Using an appropriate device, one can “screen” the sand on a beach in order to locate a lost silver dollar. Chances of finding the dollar increase with knowledge that it is, first, really lost, and second, lost in just this precise spot.
We may refer to this as “focussed” screening. Sifting all the sand of a huge beach on the off chance that someone may have lost a silver dollar in all that sand has a negligible yield of dollars. We’ll call this “unfocussed” screening.
Focussed medical screening includes routine mammography and testing for colon cancer. It also includes routine PAP smears for all young women who are sexually active. (PAP smear screening detects early changes in the uterine cervix which may lead to cancer. This cancer is caused by a virus which is sexually transmitted.)
An example of unfocussed screening is doing PAP smears on celibate members of some church affiliated groups, meaning you don’t need to do this test on the Little Sisters of Saint Agnes.
Since the introduction of the PAP smear, most gynecologists and many family physicians have performed it ritually, annually, on ALL their female patients. They are so programmed that they continue to screen women who are at zero risk for cervical cancer. At the top of the zero risk list are women whose uterus has been removed for anything other than cancer of the cervix. (A treated cervical cancer patient may have a slight risk for residual cancer in neighboring tissues.)
Old time doctors, usually those who weren’t really well trained, used to do an operation called a supra-cervical hysterectomy. It’s a lazy doctors’ procedure in which the cervix is left intact, meaning there is still a risk for cancer to occur in it.
So. Here’s a good question for you to ask the person busily engaged in doing a PAP smear when you thought your uterus was long gone: “Pardon me? Do I still have my cervix? If I don’t, why are you doing what you are doing?” Ooops. That’s three questions.
I can think of only one reason for recalling women for annual PAPs after hysterectomy, and that’s to get them into the office. The hard-wired symbolism of annual PAP testing is a powerful tool.

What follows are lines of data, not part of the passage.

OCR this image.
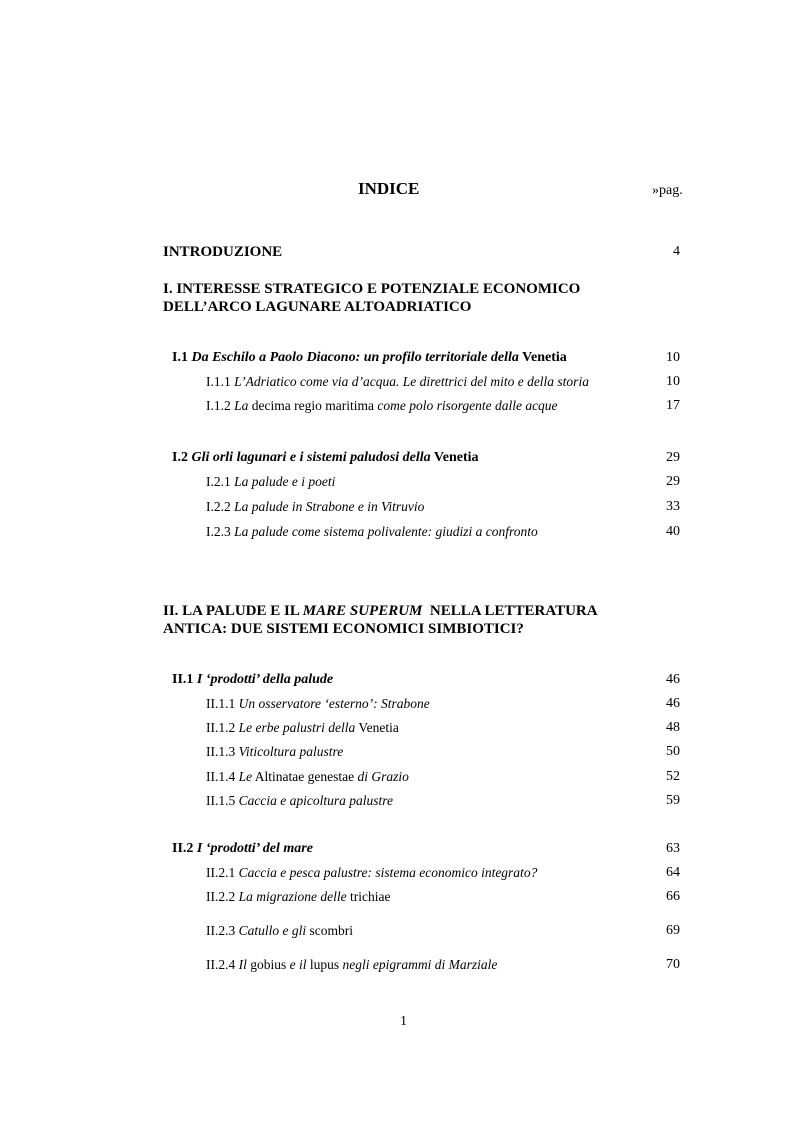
INDICE	»pag.
INTRODUZIONE	4
I. INTERESSE STRATEGICO E POTENZIALE ECONOMICO
DELL’ARCO LAGUNARE ALTOADRIATICO
I.1 Da Eschilo a Paolo Diacono: un profilo territoriale della Venetia	10
I.1.1 L’Adriatico come via d’acqua. Le direttrici del mito e della storia	10
I.1.2 La decima regio maritima come polo risorgente dalle acque	17
I.2 Gli orli lagunari e i sistemi paludosi della Venetia	29
I.2.1 La palude e i poeti	29
I.2.2 La palude in Strabone e in Vitruvio	33
I.2.3 La palude come sistema polivalente: giudizi a confronto	40
II. LA PALUDE E IL MARE SUPERUM NELLA LETTERATURA
ANTICA: DUE SISTEMI ECONOMICI SIMBIOTICI?
II.1 I ‘prodotti’ della palude	46
II.1.1 Un osservatore ‘esterno’: Strabone	46
II.1.2 Le erbe palustri della Venetia	48
II.1.3 Viticoltura palustre	50
II.1.4 Le Altinatae genestae di Grazio	52
II.1.5 Caccia e apicoltura palustre	59
II.2 I ‘prodotti’ del mare	63
II.2.1 Caccia e pesca palustre: sistema economico integrato?	64
II.2.2 La migrazione delle trichiae	66
II.2.3 Catullo e gli scombri	69
II.2.4 Il gobius e il lupus negli epigrammi di Marziale	70
1
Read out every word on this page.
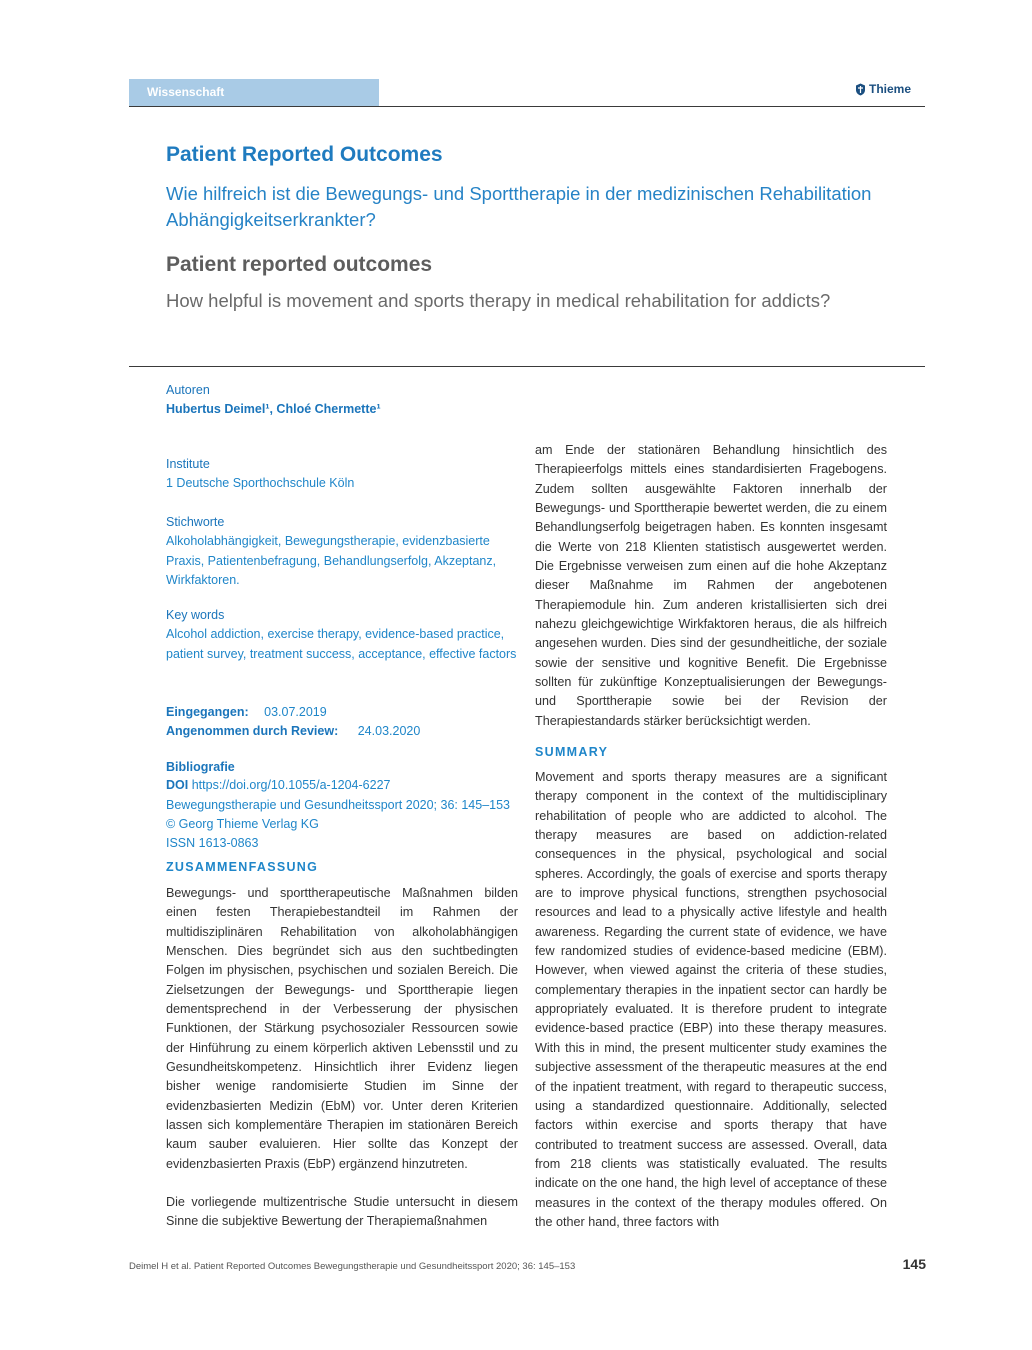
Wissenschaft	Thieme
Patient Reported Outcomes
Wie hilfreich ist die Bewegungs- und Sporttherapie in der medizinischen Rehabilitation Abhängigkeitserkrankter?
Patient reported outcomes
How helpful is movement and sports therapy in medical rehabilitation for addicts?
Autoren
Hubertus Deimel¹, Chloé Chermette¹
Institute
1 Deutsche Sporthochschule Köln
Stichworte
Alkoholabhängigkeit, Bewegungstherapie, evidenzbasierte Praxis, Patientenbefragung, Behandlungserfolg, Akzeptanz, Wirkfaktoren.
Key words
Alcohol addiction, exercise therapy, evidence-based practice, patient survey, treatment success, acceptance, effective factors
Eingegangen: 03.07.2019
Angenommen durch Review: 24.03.2020
Bibliografie
DOI https://doi.org/10.1055/a-1204-6227
Bewegungstherapie und Gesundheitssport 2020; 36: 145–153
© Georg Thieme Verlag KG
ISSN 1613-0863
ZUSAMMENFASSUNG
Bewegungs- und sporttherapeutische Maßnahmen bilden einen festen Therapiebestandteil im Rahmen der multidisziplinären Rehabilitation von alkoholabhängigen Menschen. Dies begründet sich aus den suchtbedingten Folgen im physischen, psychischen und sozialen Bereich. Die Zielsetzungen der Bewegungs- und Sporttherapie liegen dementsprechend in der Verbesserung der physischen Funktionen, der Stärkung psychosozialer Ressourcen sowie der Hinführung zu einem körperlich aktiven Lebensstil und zu Gesundheitskompetenz. Hinsichtlich ihrer Evidenz liegen bisher wenige randomisierte Studien im Sinne der evidenzbasierten Medizin (EbM) vor. Unter deren Kriterien lassen sich komplementäre Therapien im stationären Bereich kaum sauber evaluieren. Hier sollte das Konzept der evidenzbasierten Praxis (EbP) ergänzend hinzutreten.
Die vorliegende multizentrische Studie untersucht in diesem Sinne die subjektive Bewertung der Therapiemaßnahmen
am Ende der stationären Behandlung hinsichtlich des Therapieerfolgs mittels eines standardisierten Fragebogens. Zudem sollten ausgewählte Faktoren innerhalb der Bewegungs- und Sporttherapie bewertet werden, die zu einem Behandlungserfolg beigetragen haben. Es konnten insgesamt die Werte von 218 Klienten statistisch ausgewertet werden. Die Ergebnisse verweisen zum einen auf die hohe Akzeptanz dieser Maßnahme im Rahmen der angebotenen Therapiemodule hin. Zum anderen kristallisierten sich drei nahezu gleichgewichtige Wirkfaktoren heraus, die als hilfreich angesehen wurden. Dies sind der gesundheitliche, der soziale sowie der sensitive und kognitive Benefit. Die Ergebnisse sollten für zukünftige Konzeptualisierungen der Bewegungs- und Sporttherapie sowie bei der Revision der Therapiestandards stärker berücksichtigt werden.
SUMMARY
Movement and sports therapy measures are a significant therapy component in the context of the multidisciplinary rehabilitation of people who are addicted to alcohol. The therapy measures are based on addiction-related consequences in the physical, psychological and social spheres. Accordingly, the goals of exercise and sports therapy are to improve physical functions, strengthen psychosocial resources and lead to a physically active lifestyle and health awareness. Regarding the current state of evidence, we have few randomized studies of evidence-based medicine (EBM). However, when viewed against the criteria of these studies, complementary therapies in the inpatient sector can hardly be appropriately evaluated. It is therefore prudent to integrate evidence-based practice (EBP) into these therapy measures. With this in mind, the present multicenter study examines the subjective assessment of the therapeutic measures at the end of the inpatient treatment, with regard to therapeutic success, using a standardized questionnaire. Additionally, selected factors within exercise and sports therapy that have contributed to treatment success are assessed. Overall, data from 218 clients was statistically evaluated. The results indicate on the one hand, the high level of acceptance of these measures in the context of the therapy modules offered. On the other hand, three factors with
Deimel H et al. Patient Reported Outcomes Bewegungstherapie und Gesundheitssport 2020; 36: 145–153	145
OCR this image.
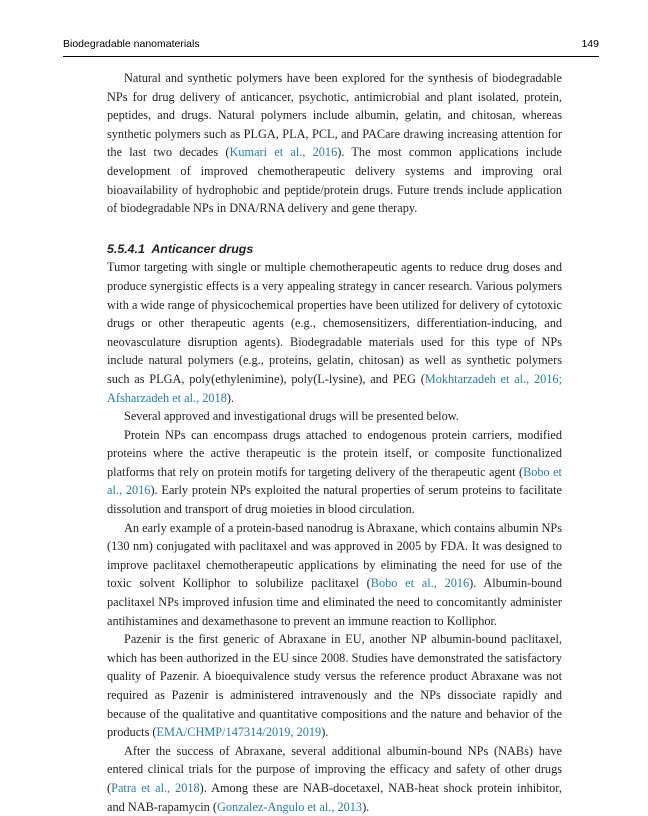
Biodegradable nanomaterials	149

Natural and synthetic polymers have been explored for the synthesis of biodegradable NPs for drug delivery of anticancer, psychotic, antimicrobial and plant isolated, protein, peptides, and drugs. Natural polymers include albumin, gelatin, and chitosan, whereas synthetic polymers such as PLGA, PLA, PCL, and PACare drawing increasing attention for the last two decades (Kumari et al., 2016). The most common applications include development of improved chemotherapeutic delivery systems and improving oral bioavailability of hydrophobic and peptide/protein drugs. Future trends include application of biodegradable NPs in DNA/RNA delivery and gene therapy.

5.5.4.1 Anticancer drugs

Tumor targeting with single or multiple chemotherapeutic agents to reduce drug doses and produce synergistic effects is a very appealing strategy in cancer research. Various polymers with a wide range of physicochemical properties have been utilized for delivery of cytotoxic drugs or other therapeutic agents (e.g., chemosensitizers, differentiation-inducing, and neovasculature disruption agents). Biodegradable materials used for this type of NPs include natural polymers (e.g., proteins, gelatin, chitosan) as well as synthetic polymers such as PLGA, poly(ethylenimine), poly(L-lysine), and PEG (Mokhtarzadeh et al., 2016; Afsharzadeh et al., 2018).

Several approved and investigational drugs will be presented below.

Protein NPs can encompass drugs attached to endogenous protein carriers, modified proteins where the active therapeutic is the protein itself, or composite functionalized platforms that rely on protein motifs for targeting delivery of the therapeutic agent (Bobo et al., 2016). Early protein NPs exploited the natural properties of serum proteins to facilitate dissolution and transport of drug moieties in blood circulation.

An early example of a protein-based nanodrug is Abraxane, which contains albumin NPs (130 nm) conjugated with paclitaxel and was approved in 2005 by FDA. It was designed to improve paclitaxel chemotherapeutic applications by eliminating the need for use of the toxic solvent Kolliphor to solubilize paclitaxel (Bobo et al., 2016). Albumin-bound paclitaxel NPs improved infusion time and eliminated the need to concomitantly administer antihistamines and dexamethasone to prevent an immune reaction to Kolliphor.

Pazenir is the first generic of Abraxane in EU, another NP albumin-bound paclitaxel, which has been authorized in the EU since 2008. Studies have demonstrated the satisfactory quality of Pazenir. A bioequivalence study versus the reference product Abraxane was not required as Pazenir is administered intravenously and the NPs dissociate rapidly and because of the qualitative and quantitative compositions and the nature and behavior of the products (EMA/CHMP/147314/2019, 2019).

After the success of Abraxane, several additional albumin-bound NPs (NABs) have entered clinical trials for the purpose of improving the efficacy and safety of other drugs (Patra et al., 2018). Among these are NAB-docetaxel, NAB-heat shock protein inhibitor, and NAB-rapamycin (Gonzalez-Angulo et al., 2013).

Women whose ovaries were left intact at the time of surgery may benefit from an examination without a PAP smear. The operative word is “may”, since there is not yet an effective screening method to detect ovarian abnormalities including cancer.
As one who has done them for a number of years, I believe an annual physical examination is a good thing, and appropriate screening / testing can be accomplished at that time. If we don’t do an annual exam, it becomes too easy to skip mammograms and colon cancer tests.
A good screening test is one in which the target disease can be detected and treated before it advances, thus resulting in INCREASED QUALITY OF LIFE YEARS FOR THE PATIENT. Routine PAP tests after hysterectomy fall well short of that goal. In fact, they are unnecessary, a waste of medical resources, and a waste of somebody’s money.